«Эх, глуп ты еще и молод, – говорил чумак этому мужику, – вот послушай, что я тебе расскажу. Отец женил меня, когда мне было еще лет двадцать, отделил и дал пару волов, и за женою взял я в приданое корову. Только плуга у меня своего не было; я орал свою землю чужим плугом и за это должен был работать на хозяина плуга. Тяжело было мне… Я жил расчетливо и на другой день купил себе собственный плуг, а потом и другие нужные для оранья снаряды. Становился я зажиточнее; корова дала мне еще пару телят… Так посмотри же теперь, сколько у меня во дворе, в моем хозяйстве было животных, всяких скотин, прибыльных моему дому… Вот так-то и Бог. Бог хозяин мудрый, вечный. Его хозяйство, весь мир – для него меньше моего дворика. Коли у хорошего хозяина во дворе все нужные и полезные твари, так и он хозяин не плохой, не стал бы держать тех, кого не нужно. И у него все народы, что мои домашние животные. А? Подумай? Верно уж Богу нужны в его хозяйстве также и жиды, и немцы, и русские!..»
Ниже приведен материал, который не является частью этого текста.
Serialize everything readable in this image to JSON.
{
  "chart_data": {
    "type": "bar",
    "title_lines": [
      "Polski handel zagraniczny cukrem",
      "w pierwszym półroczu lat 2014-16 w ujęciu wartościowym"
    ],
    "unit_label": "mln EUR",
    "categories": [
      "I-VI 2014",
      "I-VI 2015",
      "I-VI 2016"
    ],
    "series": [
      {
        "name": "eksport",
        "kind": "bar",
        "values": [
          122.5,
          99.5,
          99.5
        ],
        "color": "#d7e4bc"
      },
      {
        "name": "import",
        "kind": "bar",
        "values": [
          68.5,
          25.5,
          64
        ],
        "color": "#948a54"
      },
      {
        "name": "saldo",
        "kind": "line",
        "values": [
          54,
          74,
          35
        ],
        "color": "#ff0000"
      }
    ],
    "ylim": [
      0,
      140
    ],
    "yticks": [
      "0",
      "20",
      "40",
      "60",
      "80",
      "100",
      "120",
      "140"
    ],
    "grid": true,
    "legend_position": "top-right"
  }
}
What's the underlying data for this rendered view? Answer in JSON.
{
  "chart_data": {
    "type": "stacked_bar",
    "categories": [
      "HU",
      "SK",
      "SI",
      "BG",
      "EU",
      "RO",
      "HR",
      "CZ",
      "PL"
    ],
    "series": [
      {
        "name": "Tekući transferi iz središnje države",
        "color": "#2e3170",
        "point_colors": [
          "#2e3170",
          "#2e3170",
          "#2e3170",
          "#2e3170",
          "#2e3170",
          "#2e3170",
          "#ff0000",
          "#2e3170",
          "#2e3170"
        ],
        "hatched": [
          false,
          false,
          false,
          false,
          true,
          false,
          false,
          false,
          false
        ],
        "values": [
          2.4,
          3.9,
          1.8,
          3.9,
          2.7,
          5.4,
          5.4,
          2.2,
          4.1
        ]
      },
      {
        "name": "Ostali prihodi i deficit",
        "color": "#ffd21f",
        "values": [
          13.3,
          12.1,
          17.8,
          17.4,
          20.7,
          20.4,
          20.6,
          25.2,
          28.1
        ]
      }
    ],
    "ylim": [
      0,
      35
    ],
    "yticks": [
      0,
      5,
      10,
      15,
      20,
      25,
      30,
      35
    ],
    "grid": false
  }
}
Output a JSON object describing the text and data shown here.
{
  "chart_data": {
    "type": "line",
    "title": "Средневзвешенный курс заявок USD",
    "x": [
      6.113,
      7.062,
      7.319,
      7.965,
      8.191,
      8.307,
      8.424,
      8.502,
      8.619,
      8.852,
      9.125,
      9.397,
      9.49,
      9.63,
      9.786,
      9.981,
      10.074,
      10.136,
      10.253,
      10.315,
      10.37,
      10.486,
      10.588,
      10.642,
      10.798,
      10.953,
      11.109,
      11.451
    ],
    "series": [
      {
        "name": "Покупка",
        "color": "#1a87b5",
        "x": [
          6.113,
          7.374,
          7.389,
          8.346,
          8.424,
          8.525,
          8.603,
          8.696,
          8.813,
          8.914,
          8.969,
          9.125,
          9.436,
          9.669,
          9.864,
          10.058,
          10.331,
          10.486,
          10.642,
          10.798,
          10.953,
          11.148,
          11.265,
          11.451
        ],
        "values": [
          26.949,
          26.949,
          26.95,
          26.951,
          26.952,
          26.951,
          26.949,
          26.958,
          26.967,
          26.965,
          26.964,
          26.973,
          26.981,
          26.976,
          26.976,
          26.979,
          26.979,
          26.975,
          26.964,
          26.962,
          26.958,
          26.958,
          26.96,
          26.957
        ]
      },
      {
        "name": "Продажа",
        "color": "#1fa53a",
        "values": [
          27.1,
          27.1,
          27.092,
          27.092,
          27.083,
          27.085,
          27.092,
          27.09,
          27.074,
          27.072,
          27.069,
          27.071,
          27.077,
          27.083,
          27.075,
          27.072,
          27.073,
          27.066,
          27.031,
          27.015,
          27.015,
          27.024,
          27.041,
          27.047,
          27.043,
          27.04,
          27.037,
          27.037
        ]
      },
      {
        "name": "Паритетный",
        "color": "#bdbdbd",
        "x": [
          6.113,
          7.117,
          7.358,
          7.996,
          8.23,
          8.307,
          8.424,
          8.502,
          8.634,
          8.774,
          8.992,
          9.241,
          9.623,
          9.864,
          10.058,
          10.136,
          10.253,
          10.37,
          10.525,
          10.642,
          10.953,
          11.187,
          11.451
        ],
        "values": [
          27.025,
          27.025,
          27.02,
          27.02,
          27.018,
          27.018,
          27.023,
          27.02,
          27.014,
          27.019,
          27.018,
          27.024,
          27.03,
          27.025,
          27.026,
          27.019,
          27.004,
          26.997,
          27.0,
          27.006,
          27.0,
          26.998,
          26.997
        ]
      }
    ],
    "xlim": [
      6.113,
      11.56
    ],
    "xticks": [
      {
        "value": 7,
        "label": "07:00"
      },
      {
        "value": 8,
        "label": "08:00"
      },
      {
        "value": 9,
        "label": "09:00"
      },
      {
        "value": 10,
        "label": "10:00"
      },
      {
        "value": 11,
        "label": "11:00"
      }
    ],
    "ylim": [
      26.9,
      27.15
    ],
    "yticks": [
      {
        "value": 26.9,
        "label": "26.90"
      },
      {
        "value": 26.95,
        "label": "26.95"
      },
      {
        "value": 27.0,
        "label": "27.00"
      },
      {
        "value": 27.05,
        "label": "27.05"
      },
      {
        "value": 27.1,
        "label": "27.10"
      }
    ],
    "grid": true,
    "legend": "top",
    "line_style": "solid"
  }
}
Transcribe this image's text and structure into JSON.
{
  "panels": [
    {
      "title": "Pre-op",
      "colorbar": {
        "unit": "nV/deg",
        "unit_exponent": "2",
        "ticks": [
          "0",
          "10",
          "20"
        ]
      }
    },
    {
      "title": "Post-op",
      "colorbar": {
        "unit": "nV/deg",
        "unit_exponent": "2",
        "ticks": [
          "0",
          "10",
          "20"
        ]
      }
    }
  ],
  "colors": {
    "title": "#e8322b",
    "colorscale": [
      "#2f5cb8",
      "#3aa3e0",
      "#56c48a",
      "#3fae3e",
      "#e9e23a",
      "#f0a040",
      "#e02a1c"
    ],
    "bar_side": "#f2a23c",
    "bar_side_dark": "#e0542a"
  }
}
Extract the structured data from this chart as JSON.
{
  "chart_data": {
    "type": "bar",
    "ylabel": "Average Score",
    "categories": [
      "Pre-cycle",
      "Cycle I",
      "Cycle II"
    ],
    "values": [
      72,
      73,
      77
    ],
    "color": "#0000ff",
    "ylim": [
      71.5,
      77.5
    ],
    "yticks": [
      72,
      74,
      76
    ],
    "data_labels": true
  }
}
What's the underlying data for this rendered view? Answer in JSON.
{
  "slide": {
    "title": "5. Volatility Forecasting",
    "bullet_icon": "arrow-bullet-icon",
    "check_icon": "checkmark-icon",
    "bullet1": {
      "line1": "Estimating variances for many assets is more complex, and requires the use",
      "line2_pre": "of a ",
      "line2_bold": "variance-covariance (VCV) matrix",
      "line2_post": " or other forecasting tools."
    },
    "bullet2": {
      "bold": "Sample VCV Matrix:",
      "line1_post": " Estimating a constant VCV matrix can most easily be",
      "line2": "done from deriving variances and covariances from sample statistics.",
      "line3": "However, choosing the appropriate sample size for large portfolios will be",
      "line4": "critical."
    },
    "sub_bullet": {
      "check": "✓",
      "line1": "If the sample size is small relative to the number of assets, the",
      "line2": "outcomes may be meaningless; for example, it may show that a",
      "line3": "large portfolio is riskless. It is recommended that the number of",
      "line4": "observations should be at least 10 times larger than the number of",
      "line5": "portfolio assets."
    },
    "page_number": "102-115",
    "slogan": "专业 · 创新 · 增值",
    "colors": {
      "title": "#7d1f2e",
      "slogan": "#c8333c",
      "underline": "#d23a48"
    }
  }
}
Везде, где бывал Аксаков, его встречали как столичного чиновника – с тайной боязнью, с явным почтением, со всегдашней готовностью услужить и подольститься. Ивану Сергеевичу все это знакомо и ненавистно со времен астраханской ревизии; он рад бы спрятаться, уйти в тень, да трудно укрыться от взгляда окружающих тому, кого принимают за «уполномоченную особу».
В Кишиневе Ивана Сергеевича пригласили на предновогодний бал, устроенный в Благородном собрании. Было много миловидных барышень – в голубом, розовом, зеленом, белом – и «ни одной красавицы». Внимание Аксакова привлекла одна гречанка, необыкновенно красивая, но, как оказалось при более внимательном взгляде, с чересчур большим носом… Иван Сергеевич потолкался меж веселящихся и танцующих с час-полтора да и отправился домой, пожелав про себя барышням «поскорее вытанцовать себе мужей».
Будущее представляется Аксакову поприщем постоянного труда и борьбы. Тут не до счастья, не до упований, не до интимных движений души… «Я давно отослал к черту все нежные требования сердца и сохранил их в своей памяти только для мира искусства». Говоря о «мире искусства», Иван Сергеевич подразумевал свои поэтические занятия, которым трепетно и благоговейно продолжал посвящать часы, свободные от службы, деловых поездок и разговоров. В нем теперь вынашивалась и зрела поэма «Бродяга», которая, как надеялся Аксаков, станет лучшим и совершеннейшим его созданием, превзойдет и «Жизнь чиновника», и «Марию Египетскую»…
Новое произведение хорошо обдумывалось, «спело» посреди дел и занятий, в постоянной смене пристанища и ночлега, ведь и сюжет его разматывался подобно нескончаемой дорожной ленте, да и герой был сродни автору – скиталец, непоседа, путник, не засиживающийся на одном месте, вечно устремленный к новому, неизвестному.
Нет, конечно, не сам автор, Иван Сергеевич Аксаков, чиновник по особым поручениям, выходец из родовитой дворянской семьи, представляющей цвет русской интеллигенции, а другой – «крестьянский сын Матвеев Алексей», удалой молодец, изливающий душу в песнях «про дальнюю степь, незнакомое море, про Волгу – раздолье, бурлацкий привал…». Но у автора к герою была такая мера сочувствия, понимания и сопереживания, будто это был не человек, стоящий на совсем другой, низшей ступени социальной лестницы, а его товарищ и брат.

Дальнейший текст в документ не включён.